Monday, October 20, 2008

Several Sources Revealed!!!

In an amazing revelation in the sports world today, the identity of one of the greatest insiders was finally revealed to the world, vindicating rumor-mongering journalists trying to defend their integrity while trying to protect their info.

Yes, today, Mr. Several Sources, a retired tool and die maker from Yazoo City, Missouri, stepped forward and introduced himself to an eager sports world.

"I'm really not sure how to take all this," said Mr. Sources, who was surrounded by dozens of microphones for his coming-out party. "But I'm glad you can all finally put a face to all the rumors that you hear."

For many years, members of the mainstream "entertainment sports media" have often broken controversial, unbelievable, or simply polarizing stories to the masses, often causing overreactions, wailing and gnashing of teeth, and holes in the ozone layer.

"Lemmings, they all are," said Sources with a chuckle. "They believe anything you tell 'em, especially if it's what they want to hear."

But after years of watching former high-school nerds making names for themselves based on his story tips, Sources felt it was time for him to cash in on a piece of the pie.

"Just a couple weeks ago, I told Chris Mortenson over at ESPN that Manning was out..out for like a month," said Sources, "And he didn't believe me.

"He says, 'How do I tell everyone that I'm right? What if they don't believe me?', and I tells him, 'Okay, Chris, if they ask where you got it from, just use my name. Tell them you got it from Several Sources. Straight from the horse's mouth."

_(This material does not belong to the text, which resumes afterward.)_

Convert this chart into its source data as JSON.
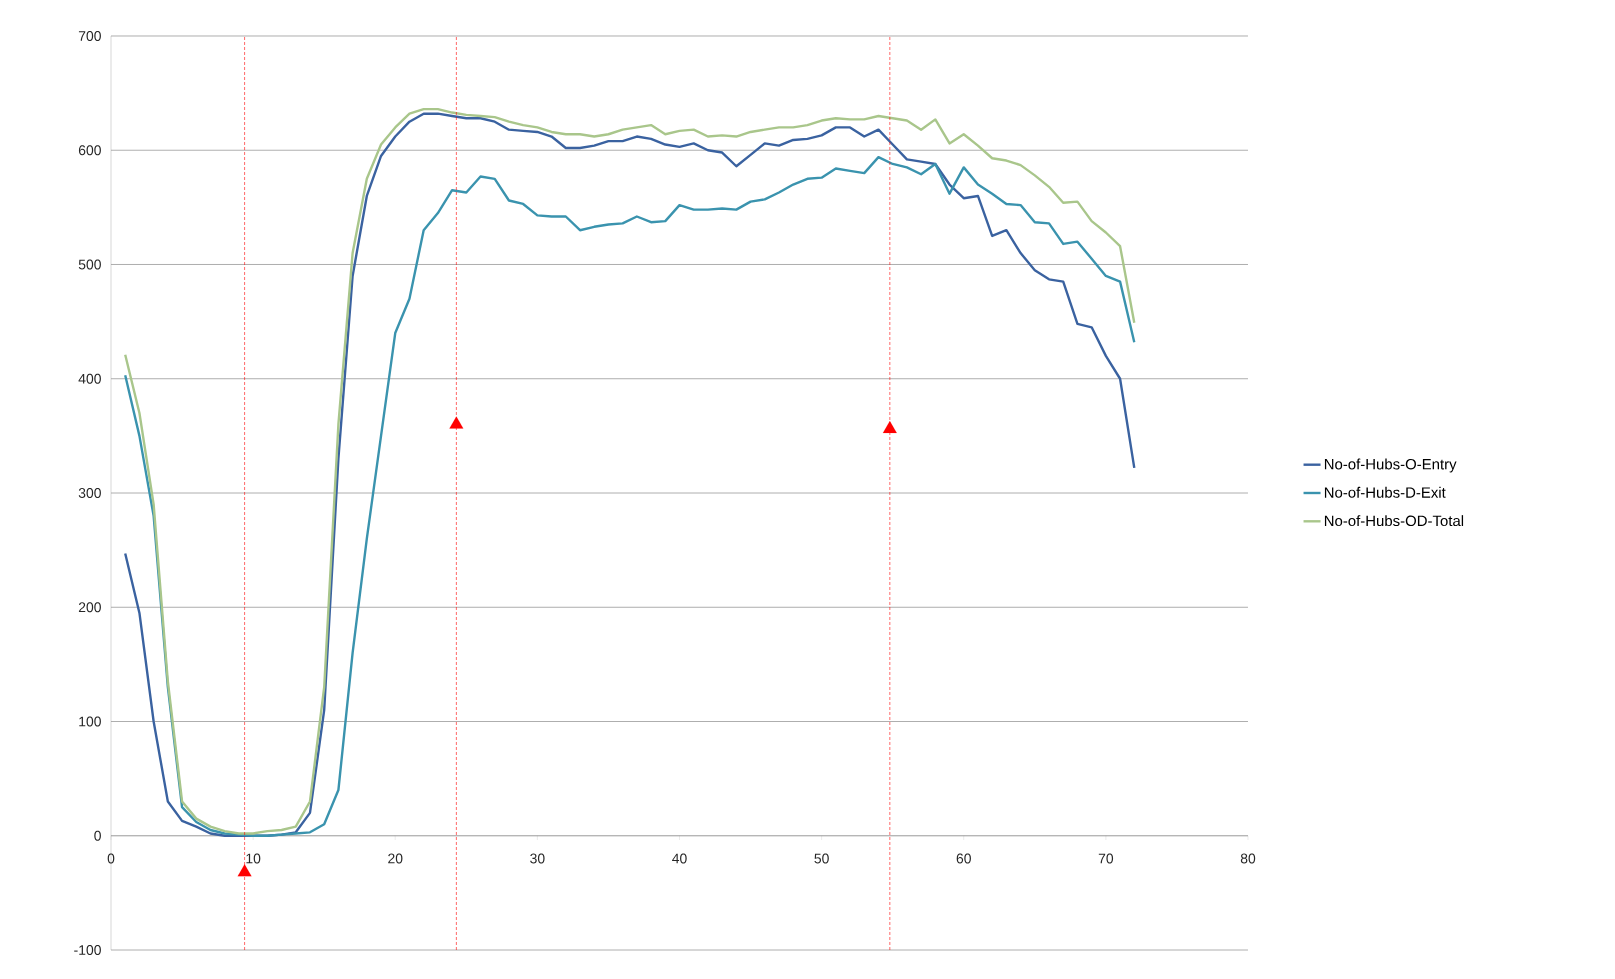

Sources is an expert on most things in the sports world, but apparently, there isn't anything he is more knowledgeable about than all things Brett Favre. For years, he has fed the entertainment sports media with fantastic tidbits about every bit of minutia that Favre has ever done or said. And, he's always received credit, because anytime there is a retirement announcement, a cell phone issue, or a reported insider trading with other teams, the report is always attributed to Several Sources.

But that is all about to end, and the sports entertainment media members are in anguish over it. Sources is about to send up his own website,, which is going to run all of his own rumors direct from the, pardon the pun, source.

"I don't know much about the Internet, " says Sources, "so luckily, I gots some other members of my family to help me out with the writing. My brother, Multiple, is going to be doing some of the writing, while both my kids, Insider and Unnamed will be keeping up the RSS feed. That will keep me freed up to focus all my attention on what Favre is doing next."

Many national media members have decried this move, as they now realize that all of their Sources for the best rumors will now be directly available to the public.

"We have worked so hard to keep our Sources protected," say Jay Glazer, FOX columnist, "And now since all of our Sources have been revealed, people no longer need us! What can we do now, if we can't report rumors to the public??? We might have to just resort to report the news, like we did back when sports media was credible!"

Despite the angst, Several Sources reports that this is going to a lot of fun for his whole family.

In fact, Multiple Sources insists that Peyton Manning has hired a shaman to exorcise all of the bad karma in his right arm. Insider Sources has stated that Pac Man Jones has legally changed his name to "Centipede". And Unnamed Sources has reported that AJ Hawk is actually Tony Mandarich's love child with Courtney Love.

And the latest report from the website, that Tony Romo has dumped Jessica Simpson for Margo Dydek, on a suggestion from a phone call from Brett Favre?